EXPERTS WARN OF DANGER OF TEENS’ ‘FRIEND’ APP

A quick tour of the app uncovered scores of pictures of girls as young as 13 posing suggestively in bikinis and bras, and boys wearing undies and little else.

A “friend” app for teens follows the same format as Tinder, where you swipe left or right on a person’s picture to indicate whether you like them.
Child psychologist Dr Michael Carr-Gregg said the app is “stupid” and poses dangers.

Some posed unashamedly in their school uniform, or listed their school and suburb in their bio.

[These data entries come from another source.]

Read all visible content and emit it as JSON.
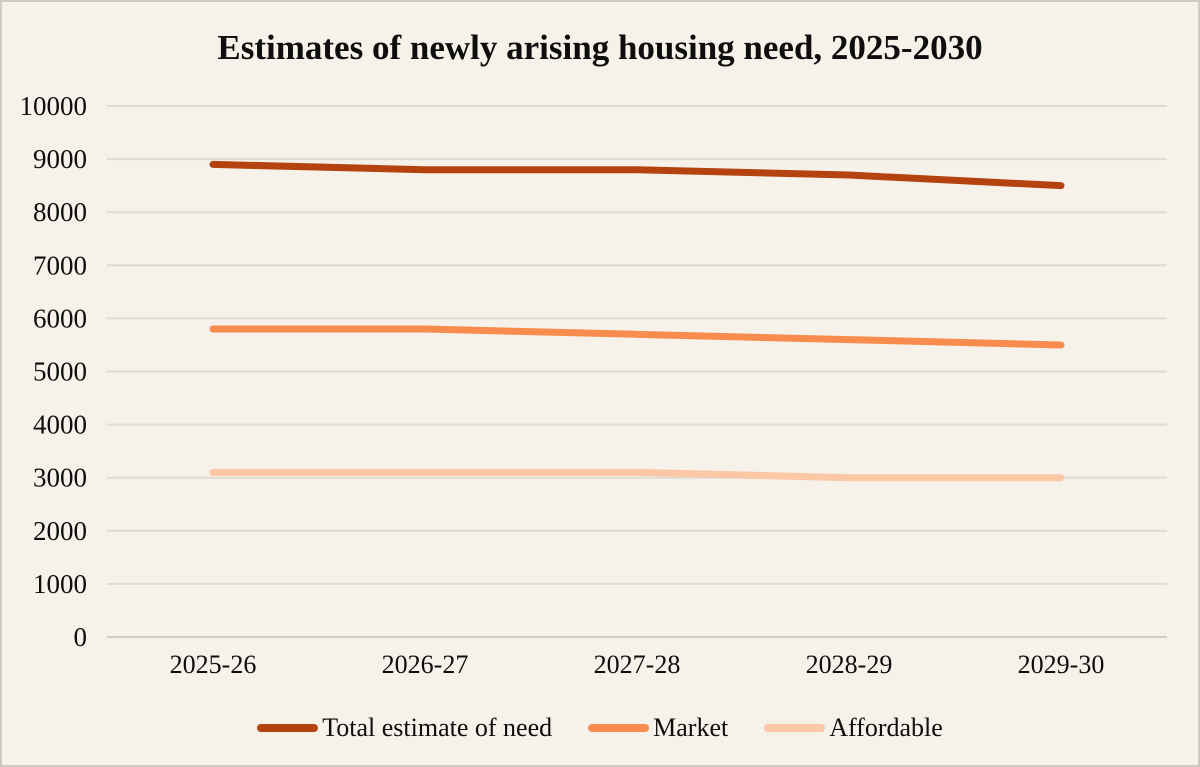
{
  "title": "Estimates of newly arising housing need, 2025-2030",
  "colors": {
    "background": "#f6f1e9",
    "frame_border": "#cfcac1",
    "gridline": "#dedbd5",
    "zero_line": "#d1cec8",
    "text": "#0e0e0e"
  },
  "chart_data": {
    "type": "line",
    "title": "Estimates of newly arising housing need, 2025-2030",
    "categories": [
      "2025-26",
      "2026-27",
      "2027-28",
      "2028-29",
      "2029-30"
    ],
    "series": [
      {
        "name": "Total estimate of need",
        "color": "#b5430f",
        "values": [
          8900,
          8800,
          8800,
          8700,
          8500
        ]
      },
      {
        "name": "Market",
        "color": "#f78c4e",
        "values": [
          5800,
          5800,
          5700,
          5600,
          5500
        ]
      },
      {
        "name": "Affordable",
        "color": "#fbc7a4",
        "values": [
          3100,
          3100,
          3100,
          3000,
          3000
        ]
      }
    ],
    "xlabel": "",
    "ylabel": "",
    "ylim": [
      0,
      10000
    ],
    "yticks": [
      0,
      1000,
      2000,
      3000,
      4000,
      5000,
      6000,
      7000,
      8000,
      9000,
      10000
    ],
    "grid": true,
    "legend_position": "bottom",
    "line_width": 7
  }
}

On the iTunes app store, Spotafriend, and other apps like it, carry warnings for “intense mature/suggestive themes, sexual content, nudity, alcohol, tobacco, or drug-use references”.

I spent no more than two minutes at a time flicking through the app and the whole experience left me feeling pretty sick to my stomach.

Several young boys with profiles declaring they were “too young for Tinder so I’m here instead” called me “sexy” and “baby”, and asked me to Snapchat them.

Prominent child psychologist Michael Carr-Gregg told me I was “so brave” for chasing this story.

“If we can alert mums and dads to the existence of this stupid app and to the dangers, then I think we’re doing good work,” Dr Carr-Gregg said.

I don’t feel brave or noble. I feel sad and perplexed. And I couldn’t delete the app soon enough.